We need a proportionate management of risk. Studies have shown that, for a pilot, even the slightest change in a display can have a major impact on safety. The same is not true in most offices and small businesses, yet too often the same level of risk avoidance is demanded. As a result, nearly 40 per cent of small businesses say that health and safety regulations are an obstacle to success. For many small businesses, a fear of being sued for negligence, as the noble Lord mentioned, leads them into a twilight world of misleading information and overfussy guidance.

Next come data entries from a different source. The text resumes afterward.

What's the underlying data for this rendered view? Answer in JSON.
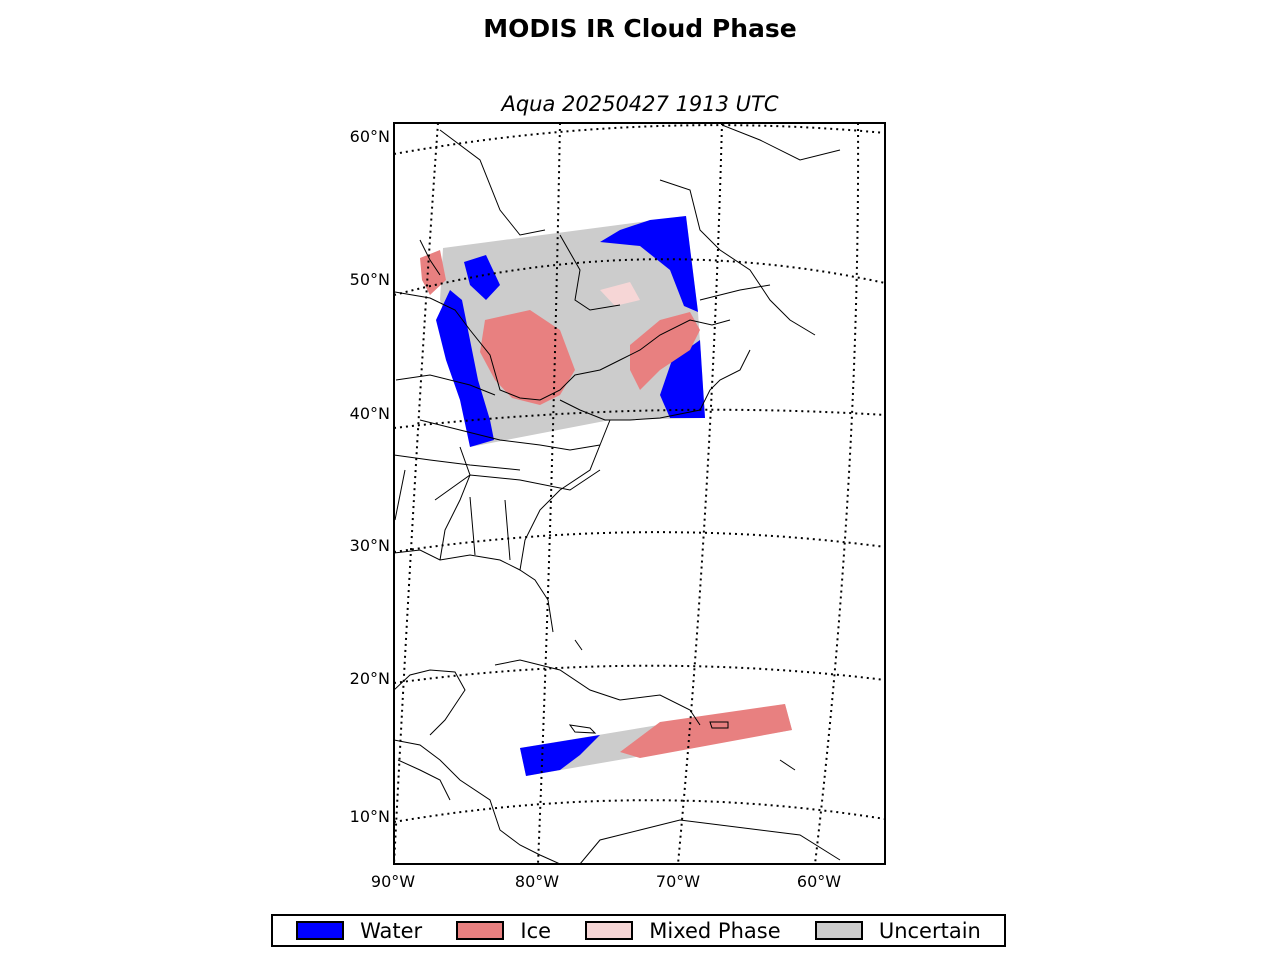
{
  "title": "MODIS IR Cloud Phase",
  "subtitle": "Aqua 20250427 1913 UTC",
  "lat_labels": [
    "60°N",
    "50°N",
    "40°N",
    "30°N",
    "20°N",
    "10°N"
  ],
  "lon_labels": [
    "90°W",
    "80°W",
    "70°W",
    "60°W"
  ],
  "legend": [
    {
      "label": "Water",
      "color": "#0000ff"
    },
    {
      "label": "Ice",
      "color": "#e88080"
    },
    {
      "label": "Mixed Phase",
      "color": "#f6d6d6"
    },
    {
      "label": "Uncertain",
      "color": "#cccccc"
    }
  ],
  "colors": {
    "water": "#0000ff",
    "ice": "#e88080",
    "mixed": "#f6d6d6",
    "uncertain": "#cccccc",
    "coast": "#000000"
  }
}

Often, these policies come not from government but from the small army of consultants who advise businesses on workplace safety. For small businesses, those independent consultants are the main source of information on health and safety. Many are reputable, but some have little interest in making the regulations understandable. The more confusion there is in the interpretation of regulations, the greater is the need for consultancy. It can be nothing more than a gravy train. This leads to high cost. The Better Regulation Executive reported that avoiding pointless health and safety advice could save small businesses £140 million a year.

The solution is clarity and simplicity, not laxer safety rules. We should make it simple for businesses to do their duty by taking reasonable steps to prevent risk. I therefore support the report’s proposal of 20-minute checklists for offices, shops and charities. They should provide clarity that this is all that is required from business. Next, we need to ensure that independent consultants offer good, straightforward advice. Today, the HSE recruits inspectors from industry and puts them through training that provides an understanding of business needs. The report suggests a qualification requirement for consultants, with the HSE taking the lead in validation. I agree. I further suggest that it would be sensible to use the HSE’s existing framework of training as the basis of such a qualification.

The crisis of health and safety in this country is not one of legislation; as the report says, our legislation is effective. It is not one of fatalities or injuries, on which our record is excellent. The crisis is one of communication, complexity and consultants. To change that, we need simple rules and easily understood, common-sense regulation, not gold-plated regulation. Therefore, I entirely agree with the report, which I would like to see supported and implemented fully.